Teller readies for retirement

PHOTO BY JILL GOSCHE Karon Moyer, who is retiring from PNC Bank, stands in front of her teller station Friday morning.

A banking career of nearly four and a half decades is coming to an end for PNC Bank’s lead teller.

Karon Moyer of Tiffin is retiring from PNC Bank Feb. 28 after 44 1/2 years. She started working for the bank in July 1973.

“My husband’s counting the days down (until I retire). I’m not; he is. … I feel still that I have a job to do,” she said.

Moyer said it is going to be a hard exit.

“I will cry. … I always like to help people,” she said.

The bank was First National Bank of Tiffin before it became National City of Norwalk, National City Corp. of Cleveland and finally PNC Bank.

Moyer worked in the building that now houses the county recorder, treasurer and auditor downtown, in the bank’s east-side branch that since has been torn down and in Norwalk. She also underwent training in North Carolina.

Moyer, a 1971 Columbian High School graduate, has worked in the bank’s Market Street location since 2000.

Shirley Smith, PNC’s manager since 1987, said she has been lucky not to have had high turnover.

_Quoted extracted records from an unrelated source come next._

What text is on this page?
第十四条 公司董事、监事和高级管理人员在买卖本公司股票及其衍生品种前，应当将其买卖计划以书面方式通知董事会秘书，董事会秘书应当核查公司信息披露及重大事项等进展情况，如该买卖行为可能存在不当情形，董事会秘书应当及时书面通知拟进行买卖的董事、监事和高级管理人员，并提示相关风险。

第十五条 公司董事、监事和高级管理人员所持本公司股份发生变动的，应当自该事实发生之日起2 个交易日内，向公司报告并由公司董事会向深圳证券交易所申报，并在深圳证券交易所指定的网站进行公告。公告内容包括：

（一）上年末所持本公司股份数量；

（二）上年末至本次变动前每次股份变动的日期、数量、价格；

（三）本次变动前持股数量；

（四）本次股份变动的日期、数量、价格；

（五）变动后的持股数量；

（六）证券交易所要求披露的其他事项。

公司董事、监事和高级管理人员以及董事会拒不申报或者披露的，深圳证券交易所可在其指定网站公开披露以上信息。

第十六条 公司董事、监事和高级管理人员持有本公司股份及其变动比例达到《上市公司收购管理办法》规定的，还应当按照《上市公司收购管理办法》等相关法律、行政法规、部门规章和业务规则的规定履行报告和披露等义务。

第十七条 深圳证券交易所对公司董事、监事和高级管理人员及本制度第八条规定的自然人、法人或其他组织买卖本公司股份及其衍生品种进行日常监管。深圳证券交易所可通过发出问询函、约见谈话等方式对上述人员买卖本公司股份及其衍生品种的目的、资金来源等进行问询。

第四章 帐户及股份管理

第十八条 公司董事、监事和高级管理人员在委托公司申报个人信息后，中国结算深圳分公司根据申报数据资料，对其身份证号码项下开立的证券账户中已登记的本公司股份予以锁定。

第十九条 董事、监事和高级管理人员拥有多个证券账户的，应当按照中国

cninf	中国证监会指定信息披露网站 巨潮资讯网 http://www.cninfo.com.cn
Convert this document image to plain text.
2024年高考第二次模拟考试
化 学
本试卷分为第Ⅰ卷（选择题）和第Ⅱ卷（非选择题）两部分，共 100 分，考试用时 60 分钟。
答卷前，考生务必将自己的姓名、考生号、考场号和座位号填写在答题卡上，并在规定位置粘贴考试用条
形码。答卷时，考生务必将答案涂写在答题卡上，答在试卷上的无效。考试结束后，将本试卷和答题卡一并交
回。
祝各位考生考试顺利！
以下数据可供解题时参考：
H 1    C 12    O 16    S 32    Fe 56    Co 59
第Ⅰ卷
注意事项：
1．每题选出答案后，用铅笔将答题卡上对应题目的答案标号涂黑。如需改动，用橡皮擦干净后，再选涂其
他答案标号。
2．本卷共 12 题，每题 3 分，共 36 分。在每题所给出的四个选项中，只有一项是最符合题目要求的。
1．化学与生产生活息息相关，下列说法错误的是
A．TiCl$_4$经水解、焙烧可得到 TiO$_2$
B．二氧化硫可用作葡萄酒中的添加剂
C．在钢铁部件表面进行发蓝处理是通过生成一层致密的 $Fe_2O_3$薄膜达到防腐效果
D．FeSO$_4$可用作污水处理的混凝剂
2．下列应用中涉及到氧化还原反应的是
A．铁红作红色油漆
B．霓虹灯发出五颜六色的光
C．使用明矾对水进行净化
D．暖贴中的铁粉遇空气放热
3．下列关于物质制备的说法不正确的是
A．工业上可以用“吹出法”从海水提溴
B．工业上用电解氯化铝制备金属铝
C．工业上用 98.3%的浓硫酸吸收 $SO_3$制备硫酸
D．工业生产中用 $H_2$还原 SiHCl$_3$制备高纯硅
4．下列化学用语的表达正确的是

The bank has gone from doing everything on paper to now being all electronic.

“Everything was on journal paper … when I first started,” Moyer said.

She has seen more cases of fraud over the course of her career, and the bank no longer does statements and filing like it previously did.

Moyer said sometimes, one just knows when it’s time to go.

She said she has enjoyed the people upon whom she waits.

“That’s the hardest part of leaving,” she said.

Moyer’s plans for retirement include downsizing belongings in her house.

She said she and Dwight, her husband of 16 years, want to travel and spend more time with their grandchildren. Dwight retired from National Machinery in April.

“He’s had a little time to acclimate himself to that,” she said.

The Moyers also make maple syrup and started collecting sap a few days ago. They have 24 taps and bottle the syrup for themselves and for family, Moyer said.

“That’s our little hobby for the wintertime. … It’s not a big operation,” she said.